Why Everyone Should #DeletePython


Disclaimer: this article reflects my personal opinion only. Reader discretion is advised.

Figure: How Beemo changes batteries (Adventure Time). Cute but dangerous, just like working with Python 2 and Python 3 simultaneously.

OK. There I said it. Everybody should consider #DeletePython.

Recently, people have raised significant concerns regarding Facebook’s privacy protection practice on their user’s data, with the discussions on Twitter: #DeleteFacebook. This inspired me to say something about another spicy topic: #DeletePython.

Well, I have to admit that “everyone” might be a bit exaggerating. The accurate central message would be, everyone who wants to do some decent, sustainable, modern statistics, should consider R, but not Python, as the primary language.

I know this may offend some Python lovers, but I do have my reasons, explained below.

For almost ten years, I have been doing almost everything that involves programming without major bottlenecks in R. What I have done includes frequentist/Bayesian statistics, (statistical) machine learning, recommender systems, bioinformatics, cheminformatics, data visualization, creating RESTful API, and building web applications. That gives you an idea that there are few limits on what you can achieve with R.

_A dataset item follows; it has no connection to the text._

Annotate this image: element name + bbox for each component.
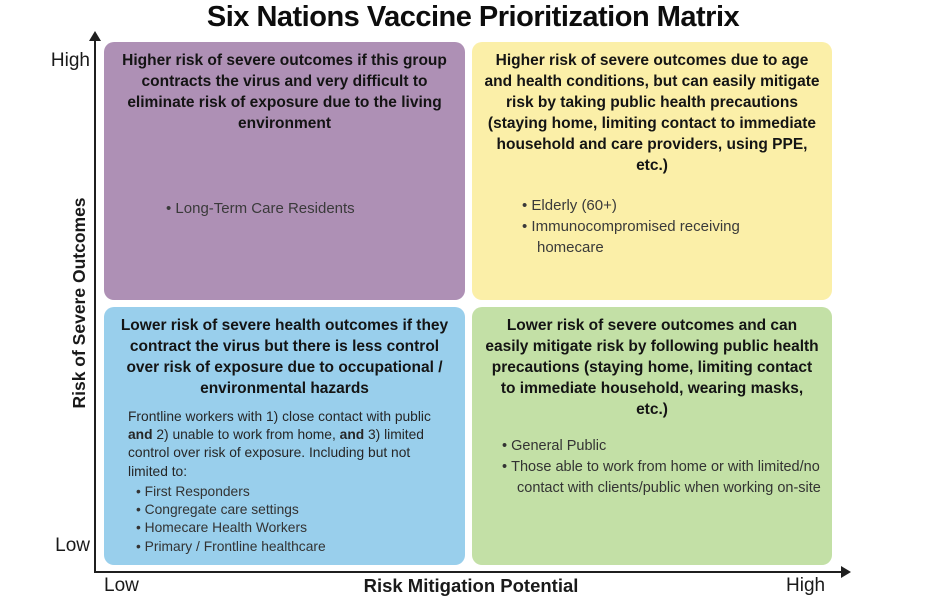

As the challenger, I believe Python is a solid general purpose programming language that could also help people do these things well. Notably, for “data science” related tasks, many people from computer science backgrounds probably see Python as a nice, free replacement for the good old MATLAB (may it rest in peace) for doing machine learning. People came from pure software engineering backgrounds might also want to try some statistical modeling in such a language that they are already familiar.

However, all things being equal, I have to point out that Python also has seemingly trivial but obvious issues that indeed blocks me to make myself a contributor to its ecosystem, or even consider it as a serious language, at least for the “data science” purposes.

Every time I think about using specific code written in Python, instead of performance considerations, the first question popped into my head would be: which Python version should I use, 2 or 3? As is known to most people, Python has this ridiculous issue of two parallel versions/ecosystems with significant incompatibility for a relatively long time.

In some Linux distributions, python means Python 3, python2 means Python 2; while in other distributions, python means Python 2, you need python3 to call Python 3. Sometimes, it is even more complex, for example, if you use Homebrew Python, you will be essentially dealing with python, python2, and python3, along with pip, pip2, pip3.

Recently, there have been genuine improvements following the progress made by the better adoption of Python 3, while this could still be a pain point for using the legacy code written in 2 together with the more recent modules written in 3. While in R, there is one and only one latest stable version, and we would always recommend installing this version.

One side effect of the two interpreter versions is the chaotic version/package/environment management. Tools like pyenv, virtualenv, or conda were created to alleviate such issues. However, I think they made things worse for me eventually. Most of the time we only need a latest, working interpreter with the latest packages to run the code, it is that simple — we do not want to learn someone else’s configurations or fire up some completely different package manager just for reusing other people’s code.

The version incompatibility and package management issues would almost surely create technical, even political problems within large organizations. As many statistical procedures were designed to minimize unnecessary communications and reduce the error-prone human factors, such issues should be considered harmful for statistical practice.

One of the most common operations when you code with data, is copying one object to a new object, then modify the new object. To do this in R, we merely need to do b = a. When we modify b, a will not be affected. Life is beautiful.

In contrast, Python decided to perform shallow copy for its mutable objects. Every time, you will need to remember to use special ways to achieve such a copy operation, for example, b = a[:] or b = copy.deepcopy(a). If not done correctly, you could end up with some unexpected bugs in your code. Believe me, when we say copy something, we mean to copy it, and surely do not want the modifications for the new object to affect the original one, especially if you do this every day.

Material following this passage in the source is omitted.